Biskup Oster nie był jedyną osobą, która zareagowała krytycznie na wypowiedź Rahner. Helmut Hoping, profesor dogmatyki we Freiburgu, napisał w artykule dla katolickiej gazety „Die Tagespost”, że wypowiedź prof. Rahner nie ma nic wspólnego z debatą teologiczną. „To polityczna agitacja i demaskatorstwo” - napisał teolog, podkreślając, że Rahner nie tylko przedstawia zarzut mizoginicznego rasizmu, ale także twierdzi, że Kościół katolicki, w tym jego system prawny, nie jest zgodny z niemieckim prawem państwowym. Dodał, że Rahner jest „bardzo wpływową teolożką, mającą silne powiązania. Doradza [niemieckim] biskupom w sprawach wiary, a także zasiada we wszelkiego rodzaju komisjach akademickich”.
Pomimo jednoznacznego stanowiska w sprawie święceń kobiet, wyrażonego przez Jana Pawła II w liście apostolskim Ordinatio sacerdotalis z 1994 r., potwierdzonego przez Papieża Franciszka podczas konferencji prasowej w samolocie w 2016 r., Rahner wielokrotnie twierdziła, że decyzja Stolicy Apostolskiej jest „nieostateczna”. Taką opinię wyraziła m.in. w 2017 roku w rozmowie z oficjalnym portalem niemieckiego episkopatu.
Uwagi biskupa Ostera spotkały się z krytyką ze strony Annette Schavan, polityk rządzącej partii CDU, byłej wiceprzewodniczącej Centralnego Komitetu Katolików Niemieckich i byłej ambasador przy Stolicy Apostolskiej. Centralny Komitet Katolików Niemieckich, który jest współorganizatorem „Drogi Synodalnej” w Niemczech, od dawna domaga się święceń kapłańskich dla kobiet.
Rodzi się pytanie, na ile niemieccy biskupi utożsamiają się z tego rodzaju poglądami.
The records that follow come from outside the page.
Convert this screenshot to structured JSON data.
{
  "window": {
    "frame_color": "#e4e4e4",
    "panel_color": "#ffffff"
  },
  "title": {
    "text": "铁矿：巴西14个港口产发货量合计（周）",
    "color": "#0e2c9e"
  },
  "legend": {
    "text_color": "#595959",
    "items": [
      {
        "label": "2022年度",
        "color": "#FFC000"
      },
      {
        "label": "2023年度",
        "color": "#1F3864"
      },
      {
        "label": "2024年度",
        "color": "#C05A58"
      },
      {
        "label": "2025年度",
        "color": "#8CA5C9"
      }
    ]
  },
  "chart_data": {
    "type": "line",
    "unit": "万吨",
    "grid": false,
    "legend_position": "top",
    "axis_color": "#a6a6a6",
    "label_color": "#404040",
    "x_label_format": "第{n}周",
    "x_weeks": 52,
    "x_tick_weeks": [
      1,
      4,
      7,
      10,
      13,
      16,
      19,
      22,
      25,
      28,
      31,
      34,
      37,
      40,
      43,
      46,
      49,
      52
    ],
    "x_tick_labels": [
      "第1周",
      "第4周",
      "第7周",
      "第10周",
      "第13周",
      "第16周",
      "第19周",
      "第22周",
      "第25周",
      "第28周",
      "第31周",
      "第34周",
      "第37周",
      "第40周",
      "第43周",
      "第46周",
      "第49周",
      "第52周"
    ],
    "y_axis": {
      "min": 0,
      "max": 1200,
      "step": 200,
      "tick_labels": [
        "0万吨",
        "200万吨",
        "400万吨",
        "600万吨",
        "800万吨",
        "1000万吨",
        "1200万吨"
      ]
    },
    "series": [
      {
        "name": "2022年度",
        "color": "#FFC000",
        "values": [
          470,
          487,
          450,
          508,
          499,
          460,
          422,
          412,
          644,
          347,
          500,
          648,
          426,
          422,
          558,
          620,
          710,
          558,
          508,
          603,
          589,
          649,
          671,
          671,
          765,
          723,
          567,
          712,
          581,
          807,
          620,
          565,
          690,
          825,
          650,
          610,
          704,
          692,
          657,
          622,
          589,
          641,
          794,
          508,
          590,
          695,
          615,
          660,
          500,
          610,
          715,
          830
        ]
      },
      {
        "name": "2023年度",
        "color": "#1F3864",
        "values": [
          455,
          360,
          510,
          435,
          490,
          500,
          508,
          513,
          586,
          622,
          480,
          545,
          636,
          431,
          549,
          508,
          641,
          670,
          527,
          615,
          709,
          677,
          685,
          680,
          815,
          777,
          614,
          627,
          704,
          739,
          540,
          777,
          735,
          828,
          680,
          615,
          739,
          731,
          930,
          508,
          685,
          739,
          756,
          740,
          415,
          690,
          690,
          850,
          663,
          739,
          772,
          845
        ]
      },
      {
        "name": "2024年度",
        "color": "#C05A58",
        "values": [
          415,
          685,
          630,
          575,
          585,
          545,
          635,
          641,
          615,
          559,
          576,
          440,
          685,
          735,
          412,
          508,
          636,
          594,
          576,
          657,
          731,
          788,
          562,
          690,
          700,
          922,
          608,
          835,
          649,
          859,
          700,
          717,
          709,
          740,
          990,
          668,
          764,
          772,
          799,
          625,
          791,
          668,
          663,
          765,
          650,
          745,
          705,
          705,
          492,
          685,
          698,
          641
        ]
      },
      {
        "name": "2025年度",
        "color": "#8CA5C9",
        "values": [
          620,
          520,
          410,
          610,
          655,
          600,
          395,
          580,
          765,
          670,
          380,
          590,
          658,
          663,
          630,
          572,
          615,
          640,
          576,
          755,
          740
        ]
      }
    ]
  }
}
Już przed sześciu laty, podczas wizyty ad limina, Papież Franciszek wezwał ich do większej czujności w kwestii tego, co nauczane jest na niemieckich wydziałach teologii, tak aby powróciły do fundamentów wiary katolickiej. Biskupi, powinni „towarzyszyć wydziałom teologicznym i pomagać tym, którzy tam nauczają, aby pamiętali o eklezjalnym zakresie ich misji”.
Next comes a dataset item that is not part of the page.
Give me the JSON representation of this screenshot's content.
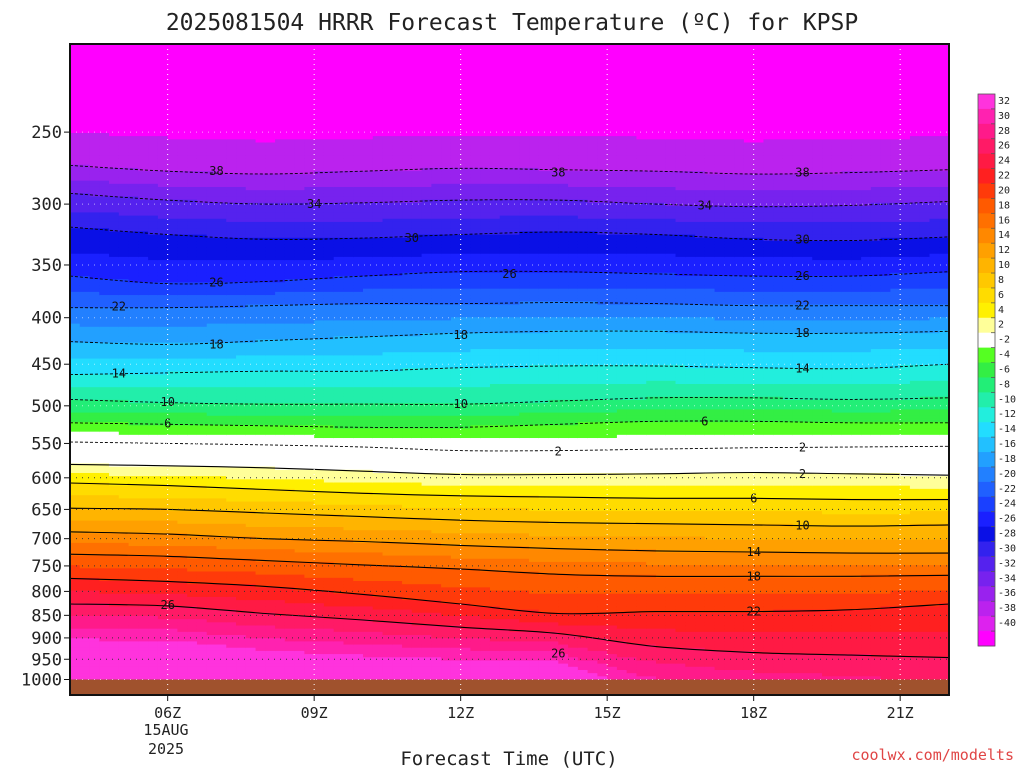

Tezy, które publicznie głoszą teologowie tacy, jak Joanna Rahner, mają niewiele wspólnego z Objawieniem Bożym i dziedzictwem katolickiej teologii, bardzo wiele natomiast z postulatami modnych obecnie trendów akademickich czerpiących z dziedzictwa postmodernizmu. Nurty te odrzucają obiektywny walor prawdy, subiektywizując ją i sprowadzając do indywidualnych narracji. Według nich działalność naukowa dokonuje się w służbie nie tyle prawdy, co politycznego aktywizmu, którego celem jest naprawienie społecznej krzywdy, wyrządzanej przez patriarchalny system stworzony przez mężczyzn związanych z chrześcijańską cywilizacją Zachodu. W tej perspektywie postulaty Rahner nie dziwią, pozostaje jednak pytanie, co mają one wspólnego z katolicką teologią?
Takie pytania można i trzeba zadawać, także publicznie, domagając się od niemieckich biskupów jasnego stanowiska w kluczowych kwestiach dotyczących doktryny i dyscypliny kościelnej. Jednocześnie trzeba się modlić o światło Ducha Świętego dla całego Kościoła w Niemczech, aby ustrzegł go od podążania za bieżącymi trendami ideologicznymi i zawrócił na drogę wierności Bożemu Objawieniu.